Perhaps most importantly, it wants to do that without exhausting either the computational or battery resources of anyone’s cellphone, so V-Nova’s engineers took care to build their enhancement layer around modern, multi-core computer hardware. “Legacy compression had this idea of dividing the image into blocks,” Meardi notes. “If you zigzag across an image from top left to bottom right, you’re forcing sequential operations into the process.” LCEVC, however, is built to do several things at once. “I have something lean, mean and very efficient at compressing dots and lines because that’s what it is.”
Viewed alone, the dots and lines of the LCEVC enhancement layer resemble an edge-detection filter. Traditional techniques – which work on image blocks around eight pixels square and often larger – don’t compress that type of data well. Meardi emphasises the importance of understanding the nature of the data. “Once you understand what you are compressing, it’s easy to compress with very small transforms. We used some sophisticated neural networks to understand the limits, discovering you can indeed be 10% more efficient than LCEVC. But at that point, do you care if it costs you five times the processing power?”

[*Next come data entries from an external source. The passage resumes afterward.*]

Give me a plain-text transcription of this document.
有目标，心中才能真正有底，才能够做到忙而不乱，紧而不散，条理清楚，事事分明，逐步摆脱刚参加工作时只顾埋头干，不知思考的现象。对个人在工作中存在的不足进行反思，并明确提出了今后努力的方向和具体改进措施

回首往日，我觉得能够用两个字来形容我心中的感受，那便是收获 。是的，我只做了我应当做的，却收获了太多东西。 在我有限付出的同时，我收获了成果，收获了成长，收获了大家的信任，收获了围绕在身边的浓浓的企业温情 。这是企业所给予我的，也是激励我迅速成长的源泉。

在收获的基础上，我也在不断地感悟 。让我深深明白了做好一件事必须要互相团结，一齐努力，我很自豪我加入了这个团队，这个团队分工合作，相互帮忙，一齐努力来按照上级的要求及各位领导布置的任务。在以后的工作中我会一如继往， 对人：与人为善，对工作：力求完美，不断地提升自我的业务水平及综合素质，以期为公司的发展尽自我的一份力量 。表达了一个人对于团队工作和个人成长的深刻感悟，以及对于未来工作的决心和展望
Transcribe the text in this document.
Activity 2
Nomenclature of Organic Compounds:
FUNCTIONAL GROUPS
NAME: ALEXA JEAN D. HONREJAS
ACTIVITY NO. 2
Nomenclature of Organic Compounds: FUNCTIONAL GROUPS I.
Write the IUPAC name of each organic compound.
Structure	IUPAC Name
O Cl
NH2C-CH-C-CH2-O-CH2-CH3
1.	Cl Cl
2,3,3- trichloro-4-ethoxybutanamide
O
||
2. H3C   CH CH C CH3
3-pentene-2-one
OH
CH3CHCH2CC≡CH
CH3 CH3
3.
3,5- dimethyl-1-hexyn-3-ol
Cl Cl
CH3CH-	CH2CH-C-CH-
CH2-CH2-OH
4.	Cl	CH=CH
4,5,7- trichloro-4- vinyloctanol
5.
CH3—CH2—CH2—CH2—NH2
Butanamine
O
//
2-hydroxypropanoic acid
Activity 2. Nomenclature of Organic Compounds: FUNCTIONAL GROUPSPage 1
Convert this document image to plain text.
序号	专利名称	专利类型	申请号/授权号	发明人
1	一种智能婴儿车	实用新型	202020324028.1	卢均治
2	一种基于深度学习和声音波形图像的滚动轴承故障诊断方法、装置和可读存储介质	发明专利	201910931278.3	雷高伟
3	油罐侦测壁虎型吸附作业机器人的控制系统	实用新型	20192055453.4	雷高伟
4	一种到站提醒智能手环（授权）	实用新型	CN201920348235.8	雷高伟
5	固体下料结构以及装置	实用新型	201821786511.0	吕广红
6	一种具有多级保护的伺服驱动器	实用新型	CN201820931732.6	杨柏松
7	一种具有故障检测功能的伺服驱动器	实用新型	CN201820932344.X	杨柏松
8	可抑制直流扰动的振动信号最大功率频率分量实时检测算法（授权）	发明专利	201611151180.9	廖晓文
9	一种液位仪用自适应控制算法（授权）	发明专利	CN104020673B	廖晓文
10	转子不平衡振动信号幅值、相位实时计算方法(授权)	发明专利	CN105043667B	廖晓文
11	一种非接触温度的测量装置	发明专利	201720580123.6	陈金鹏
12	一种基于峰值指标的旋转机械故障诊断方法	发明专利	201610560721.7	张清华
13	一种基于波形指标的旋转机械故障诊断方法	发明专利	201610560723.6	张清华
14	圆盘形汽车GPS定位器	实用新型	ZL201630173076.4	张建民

That question seems to be the core concern of codec engineers – and in some ways, always has been. Concern over computing power has provoked the adoption and retirement of whole techniques –for example, the vector compression used in designs like Cinepak in the early nineties. Despite the light weight of the codec’s mathematics (and the power of modern hardware), rolling out LCEVC as a format for broadcasting to consumers meant carefully analysing what hardware the average set-top box has to offer.
Meardi describes most of them as ‘designed to do H.264, H.265, VVC, but it’s possible to leverage hardware blocks of very low-power systems-on-a-chip (SoC) which haven’t yet implemented LCEVC in silicon’. “All video SoCs come with scalers, overlay hardware and hardware blocks which can be repurposed to implement LCEVC,” he continues. “We always start from mapping every hardware block they have, including the ones they forgot about. Then, we worked with Nvidia and presented a showcase together.”
Attention to that level of detail, Meardi concludes, is sometimes new to people doing advanced theoretical work on video compression. “Many people, including companies such as Huawei and others, agree.
Several scientists working on codecs weren’t considering that compression needs to happen in real time. You can design something which reaches the Shannon optimum [a mathematical performance limit], but it doesn’t matter. The principle we had from the very beginning in our company is if something can’t be done in real time, it’s out.”
Maintaining latency
Away from the world of distribution, different fields clearly have varying expectations. Ciro Noronha is chief technical officer at Cobalt Digital, a company deeply embedded in the infrastructure on which broadcast production relies.
The world of TV contribution is essentially the last bastion of entirely uncompressed video. “You have a continuum of solutions which start at high compression, middle compression and then uncompressed,” Noronha begins. “If you have plenty of bandwidth and also want the pure, perfect and pristine image, you pay for that with a very high bit rate. It’s 1.5Gbps HD – although you have almost no latency.”
Latency is a key concern in live production, where the timing of cuts between shots relies on real-time decisions rather than a pre-edited timeline. Historically, codecs have used similarities between frames, implying they must have a delay of at least a few frames – making that sort of snappiness tricky. Recent developments, Noronha says, have found ways to both have your cake and eat it: “There’s mezzanine compression like JPEG XS, which offers almost the same latency as baseband uncompressed, but will compress it between a factor of four and ten. While there is a little degradation in quality, the latency remains outstanding.”
This style of approach, Noronha estimates, is likely to become more common both in the high end of broadcast production and even as overall progress in information technology makes uncompressed workflows easier to handle. “I have a gigabit at home, symmetrical, which was unthinkable a few years ago. However, I doubt everything is eventually going to be uncompressed SMPTE 2110.”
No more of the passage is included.